By Peter Gleason
The Sixers have been out of the playoffs for almost a month, but their alumni are starring in the NBA Finals.
Jrue Holiday, whom the Sixers drafted in 2009, stole the ball and alley-ooped to Giannis Antetokounmpo for a dunk sealed a wild Game 5 and gave the Bucks a 123-119 victory over the Phoenix Suns.
Antetokounmpo had 32 points, nine rebounds and six assists. Khris Middleton added 29 points, and Holiday had 27 points and 13 assists.
The Bucks fought their way out of an early 16-point hole by flirting with the best-shooting night in NBA Finals history, but then won it by making a huge defensive play for the second straight game.
They can win their first title since 1971 in Milwaukee on Tuesday night.
“One more to go. One more to go,” Antetokounmpo said. “We’ve got to keep playing good basketball.”
Booker had 40 points, his second straight 40-point game. But with the Suns rallying and down one with 16 seconds left, he drove into the middle and Holiday wrestled the ball out of his hands.
Antetokounmpo sprinted down the court to his right and Holiday fired a perfect lob pass that the Greek Freak slammed down while Chris Paul fouled him to make it 122-119. Antetokounmpo missed the free throw, but the Bucks grabbed the rebound and Middleton made one free throw for the final point of the night.
Before the defensive stand, Milwaukee’s offense was the story. The Bucks made 32 of 45 shots in the middle two quarters, outscoring the Suns 79-53 during that stretch.
Milwaukee became the first road team to win in the series and with one more victory will complete its second 2-0 comeback in this postseason — along with the fifth in NBA Finals history.
Paul had 21 points and 11 assists, and Deandre Ayton finished with 20 points and 10 rebounds. But the Suns missed a chance to move within a victory of their first championship and will need a victory at Fiserv Forum to bring the series back to the desert for Game 7 on Thursday night.
Milwaukee was at 62.1% shooting after three quarters, threatening to challenge Orlando’s 62.5% mark against the Lakers in Game 3 of the 2009 finals. Holiday’s basket had the Bucks in good shape at 108-94 with about 9 minutes remaining, but the Suns put together a push in the final minutes.
Down 10 with just under 3 1/2 minutes remaining, the Suns got a 3 from Booker and a basket by Paul to cut it to 120-119 with 56 seconds to play.

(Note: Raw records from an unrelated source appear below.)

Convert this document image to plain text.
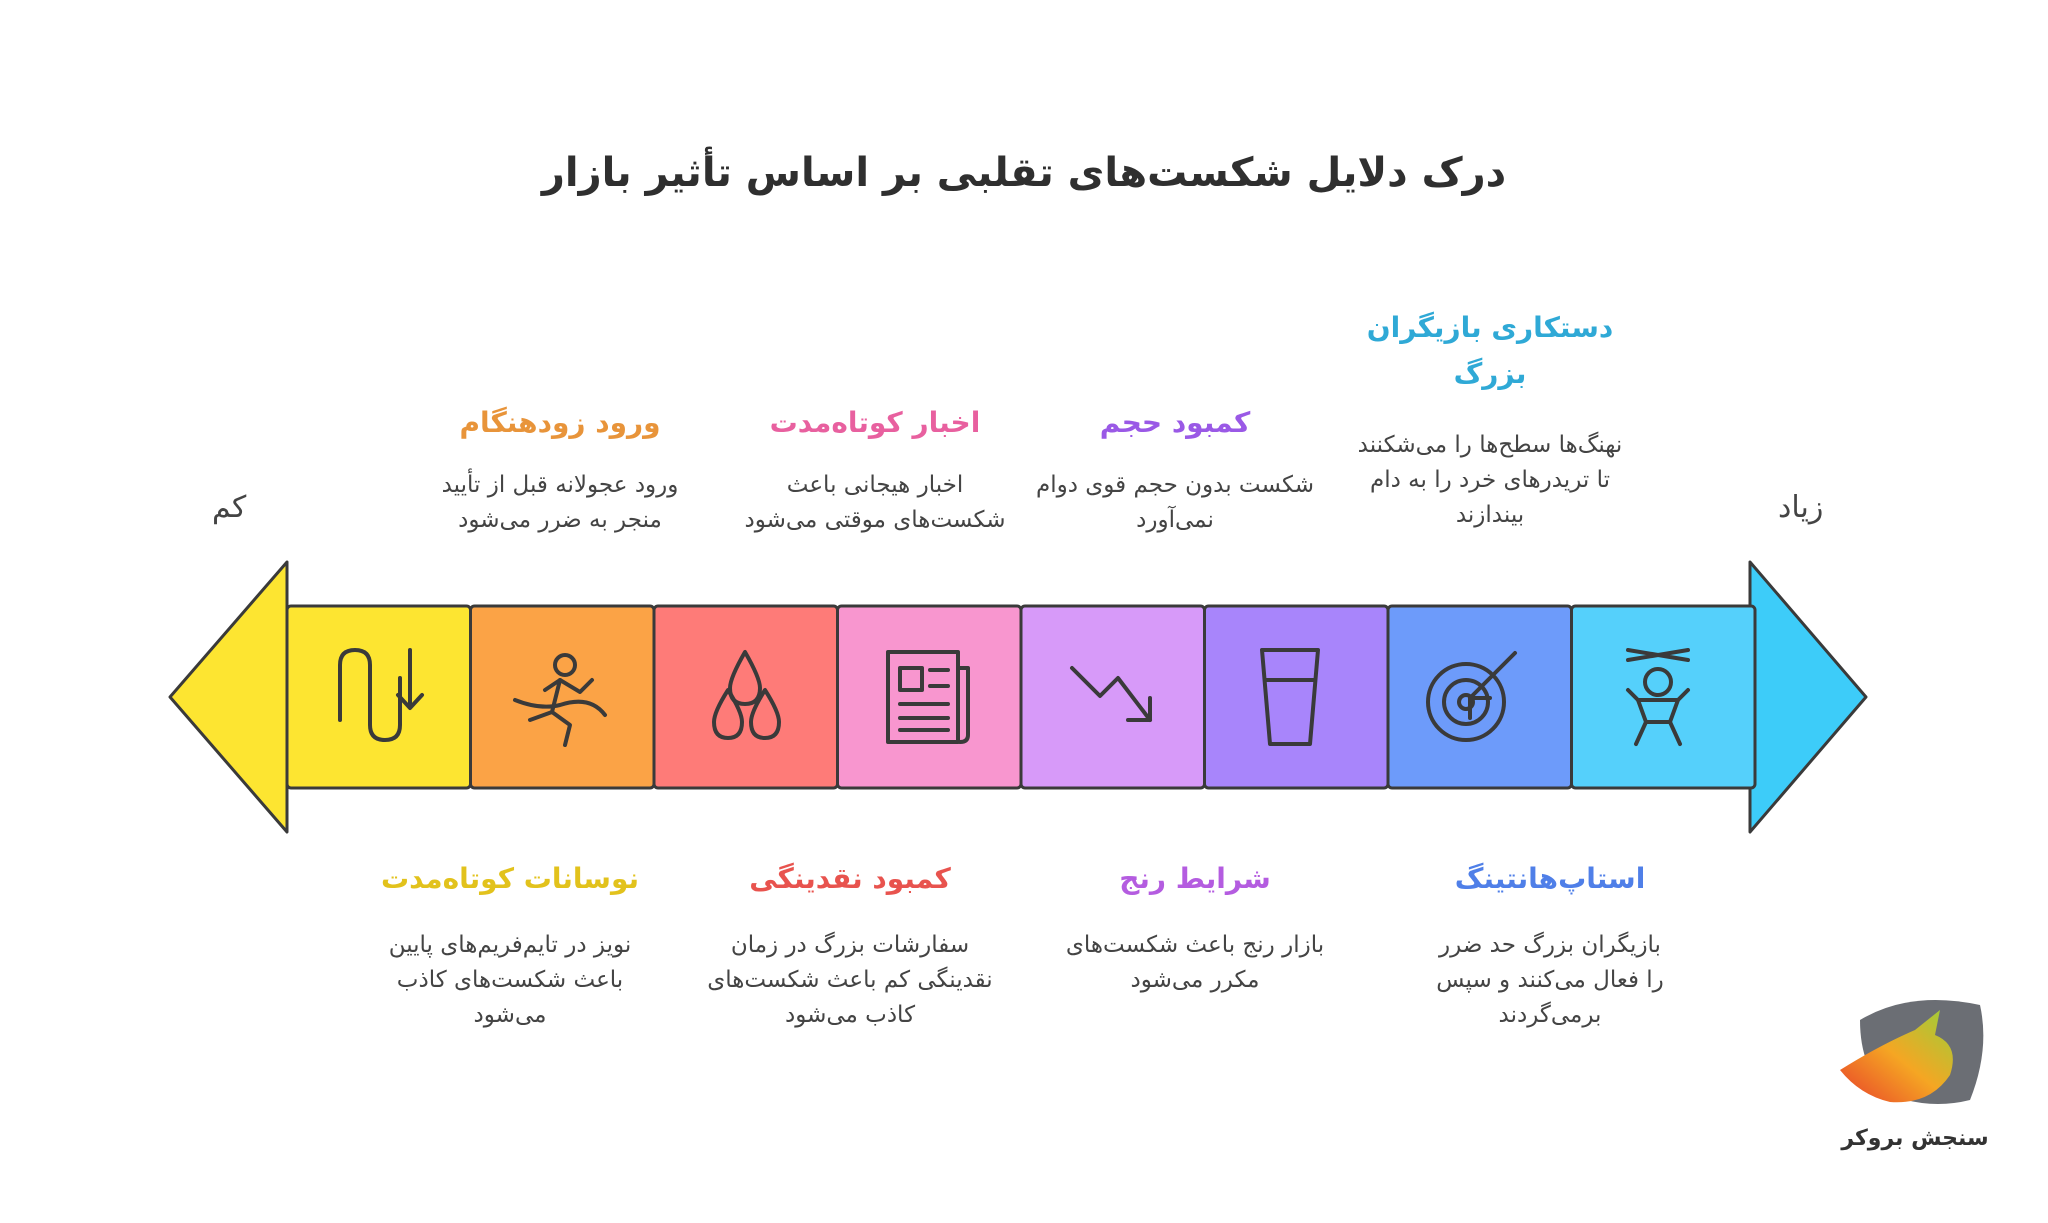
درک دلایل شکست‌های تقلبی بر اساس تأثیر بازار
کم	زیاد
ورود زودهنگام
ورود عجولانه قبل از تأیید
منجر به ضرر می‌شود
اخبار کوتاه‌مدت
اخبار هیجانی باعث
شکست‌های موقتی می‌شود
کمبود حجم
شکست بدون حجم قوی دوام
نمی‌آورد
دستکاری بازیگران
بزرگ
نهنگ‌ها سطح‌ها را می‌شکنند
تا تریدرهای خرد را به دام
بیندازند
نوسانات کوتاه‌مدت
نویز در تایم‌فریم‌های پایین
باعث شکست‌های کاذب
می‌شود
کمبود نقدینگی
سفارشات بزرگ در زمان
نقدینگی کم باعث شکست‌های
کاذب می‌شود
شرایط رنج
بازار رنج باعث شکست‌های
مکرر می‌شود
استاپ‌هانتینگ
بازیگران بزرگ حد ضرر
را فعال می‌کنند و سپس
برمی‌گردند
سنجش بروکر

Holiday missed a jumper, but that didn’t matter once the defensive ace of the Bucks backcourt took it back from Booker.
It wasn’t as spectacular a defensive play as Antetokounmpo’s block of Ayton’s dunk attempt that preserved a two-point lead in Game 4, but it was every bit as important to a Bucks team making its first finals appearance since 1974.
It good off to a bad start when the Suns won the first two games, but things changed when the series moved — even the name of the arena. The Suns announced a naming rights deal Friday that changed Phoenix Suns Arena into the Footprint Center.
Whatever the name, the arena was so loud during the Suns’ sensational start to the first quarter that nobody could hear a foul on P.J. Tucker after a turnover to prevent a breakaway. The Suns threw it ahead to Booker, who threw down a dunk as Antetokounmpo sprinted back and grabbed his arm in what otherwise may have drawn a flagrant foul.
Not getting that basket didn’t slow the Suns, who scored the next seven points to open a 32-16 lead on Mikal Bridges’ 3-pointer. The Suns made 14 of 19 shots (73.7%) in the first quarter and led 37-21.
But Booker started the second on the bench and the Bucks opened with a 21-5 spurt to quickly tie it at 42 on Pat Connaughton’s 3-pointer with 7:48 remaining in the half.
Milwaukee took a 64-61 advantage to the break, becoming the second team in finals history to lead at halftime after trailing by at least 15 after one, according to Elias.